The patient’s brain magnetic resonance imaging (MRI) findings. A: Diffusion-weighted MRI showing fresh infarct in the left middle dorsal pons (arrow). B: A schematic illustration of the middle pons. The arrow indicates the central tegmental tract. The gray lines show the locations of ischemic lesions.

Discussion

There were two important clinical findings in the present experience. First, pontine infarction can present as body lateropulsion. Second, pontine infarction can present as cerebellar tremor at the same time.

Lateral medullary infarction is known to cause ipsilateral lateropulsion. However, there have been 11 documented cases of pontine infarction causing lateropulsion (2-5). The lateropulsion improved in most of these cases. Yi et al. (2) considered that the GP from the vestibular nuclei crosses the midline at the caudal pontine level, just above the level of the vestibular nuclei. Therefore, infarction at the pontine level could have affected the GP and thus caused lateropulsion in our patient.

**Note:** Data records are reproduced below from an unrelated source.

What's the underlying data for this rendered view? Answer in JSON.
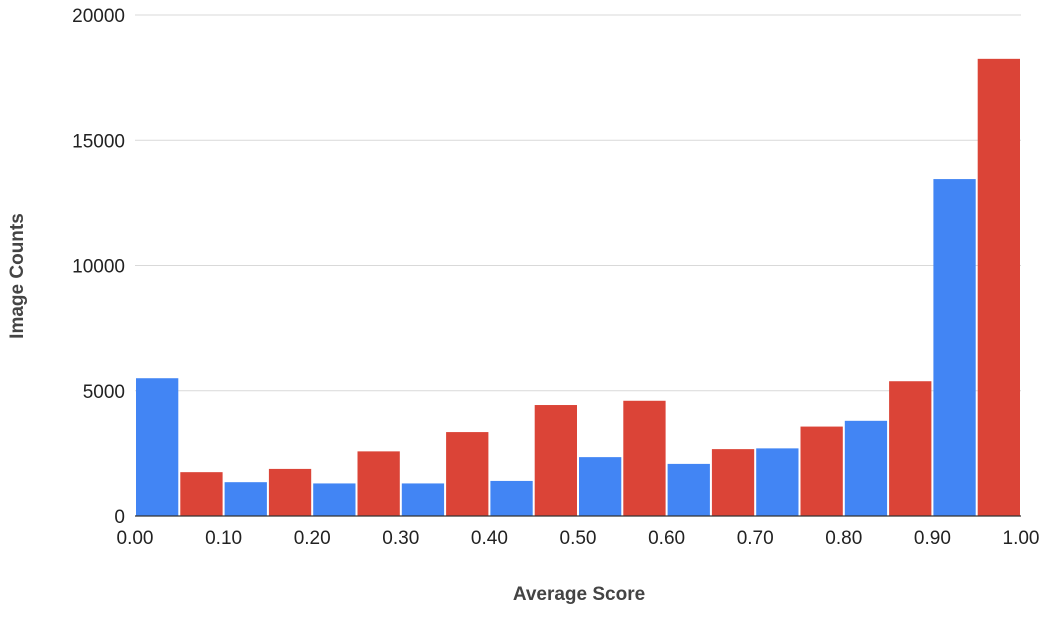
{
  "chart_data": {
    "type": "bar",
    "title": "",
    "xlabel": "Average Score",
    "ylabel": "Image Counts",
    "xlim": [
      0.0,
      1.0
    ],
    "ylim": [
      0,
      20000
    ],
    "grid": true,
    "legend": "none",
    "bin_width": 0.05,
    "x_ticks": [
      0.0,
      0.1,
      0.2,
      0.3,
      0.4,
      0.5,
      0.6,
      0.7,
      0.8,
      0.9,
      1.0
    ],
    "x_tick_labels": [
      "0.00",
      "0.10",
      "0.20",
      "0.30",
      "0.40",
      "0.50",
      "0.60",
      "0.70",
      "0.80",
      "0.90",
      "1.00"
    ],
    "y_ticks": [
      0,
      5000,
      10000,
      15000,
      20000
    ],
    "y_tick_labels": [
      "0",
      "5000",
      "10000",
      "15000",
      "20000"
    ],
    "bars": [
      {
        "x_start": 0.0,
        "x_end": 0.05,
        "value": 5500,
        "color": "#4285f4"
      },
      {
        "x_start": 0.05,
        "x_end": 0.1,
        "value": 1750,
        "color": "#db4437"
      },
      {
        "x_start": 0.1,
        "x_end": 0.15,
        "value": 1350,
        "color": "#4285f4"
      },
      {
        "x_start": 0.15,
        "x_end": 0.2,
        "value": 1880,
        "color": "#db4437"
      },
      {
        "x_start": 0.2,
        "x_end": 0.25,
        "value": 1300,
        "color": "#4285f4"
      },
      {
        "x_start": 0.25,
        "x_end": 0.3,
        "value": 2580,
        "color": "#db4437"
      },
      {
        "x_start": 0.3,
        "x_end": 0.35,
        "value": 1300,
        "color": "#4285f4"
      },
      {
        "x_start": 0.35,
        "x_end": 0.4,
        "value": 3350,
        "color": "#db4437"
      },
      {
        "x_start": 0.4,
        "x_end": 0.45,
        "value": 1400,
        "color": "#4285f4"
      },
      {
        "x_start": 0.45,
        "x_end": 0.5,
        "value": 4430,
        "color": "#db4437"
      },
      {
        "x_start": 0.5,
        "x_end": 0.55,
        "value": 2350,
        "color": "#4285f4"
      },
      {
        "x_start": 0.55,
        "x_end": 0.6,
        "value": 4600,
        "color": "#db4437"
      },
      {
        "x_start": 0.6,
        "x_end": 0.65,
        "value": 2080,
        "color": "#4285f4"
      },
      {
        "x_start": 0.65,
        "x_end": 0.7,
        "value": 2670,
        "color": "#db4437"
      },
      {
        "x_start": 0.7,
        "x_end": 0.75,
        "value": 2700,
        "color": "#4285f4"
      },
      {
        "x_start": 0.75,
        "x_end": 0.8,
        "value": 3570,
        "color": "#db4437"
      },
      {
        "x_start": 0.8,
        "x_end": 0.85,
        "value": 3800,
        "color": "#4285f4"
      },
      {
        "x_start": 0.85,
        "x_end": 0.9,
        "value": 5380,
        "color": "#db4437"
      },
      {
        "x_start": 0.9,
        "x_end": 0.95,
        "value": 13450,
        "color": "#4285f4"
      },
      {
        "x_start": 0.95,
        "x_end": 1.0,
        "value": 18250,
        "color": "#db4437"
      }
    ]
  }
}
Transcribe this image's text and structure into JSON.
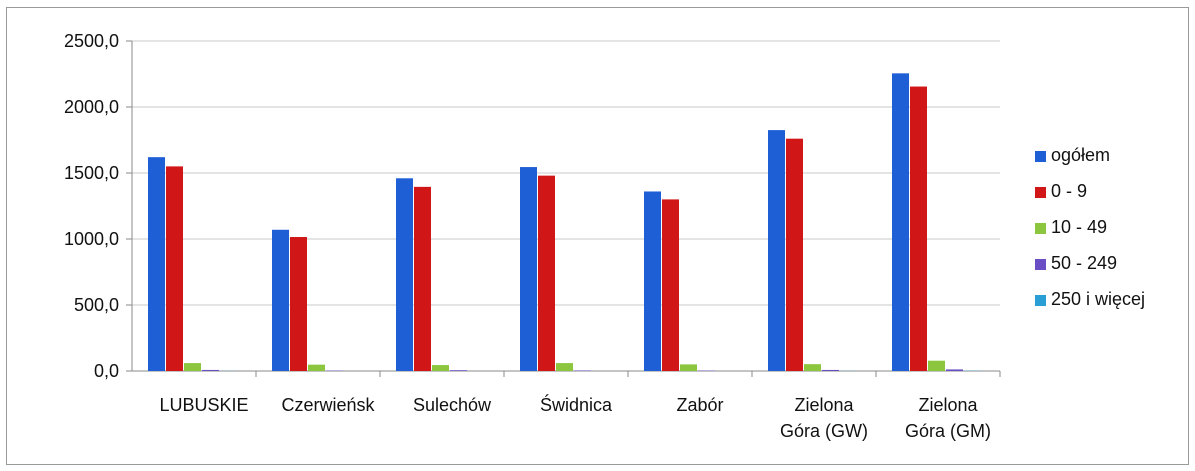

Second, pontine infarction can present as cerebellar tremor. Our patient had no resting tremor but did show a 5-Hz action tremor that increased as her right hand approached the target; this feature matched that of a cerebellar tremor (9). Cerebellar tremor is caused mainly by cerebellar lesions. However, there have been some reports of lesions in the cerebellar peduncle and pons (10,11) causing cerebellar tremor. Alstadhaug (10) reported a case in which bleeding of the pontine tegmentum caused oculopalatal tremor and contralateral cerebellar limb tremor. They considered that pontine lesions caused the cerebellar tremor through the effect of focal lesions in the central tegmental tract on the dentatorubral-olivary pathway. Our case likely had a similar mechanism (Figure B).

The dentatorubral-olivary pathway is often referred to as the Guillain-Mollaret triangle. In general, impairment of the Guillain-Mollaret triangle causes tardive involuntary movements such as cerebellar tremor (10,11), midbrain tremor (12,13), and palatal tremor (14). However, our patient presented with cerebellar tremor very soon after disease onset. An alternative contributing factor may have been disrupted cerebellar automaticity, as evidenced by the presence of cerebellar tremor. To our knowledge, this is the first case report of pontine infarction causing both lateropulsion and cerebellar tremor.

In conclusion, pontine infarction can present as lateropulsion and cerebellar tremor. The anatomical pathway of the GP remains unclear. However, the findings in our case suggest that the GP is located close to the central tegmental tract at the pontine level; these findings may help in carrying out anatomical studies of the GP.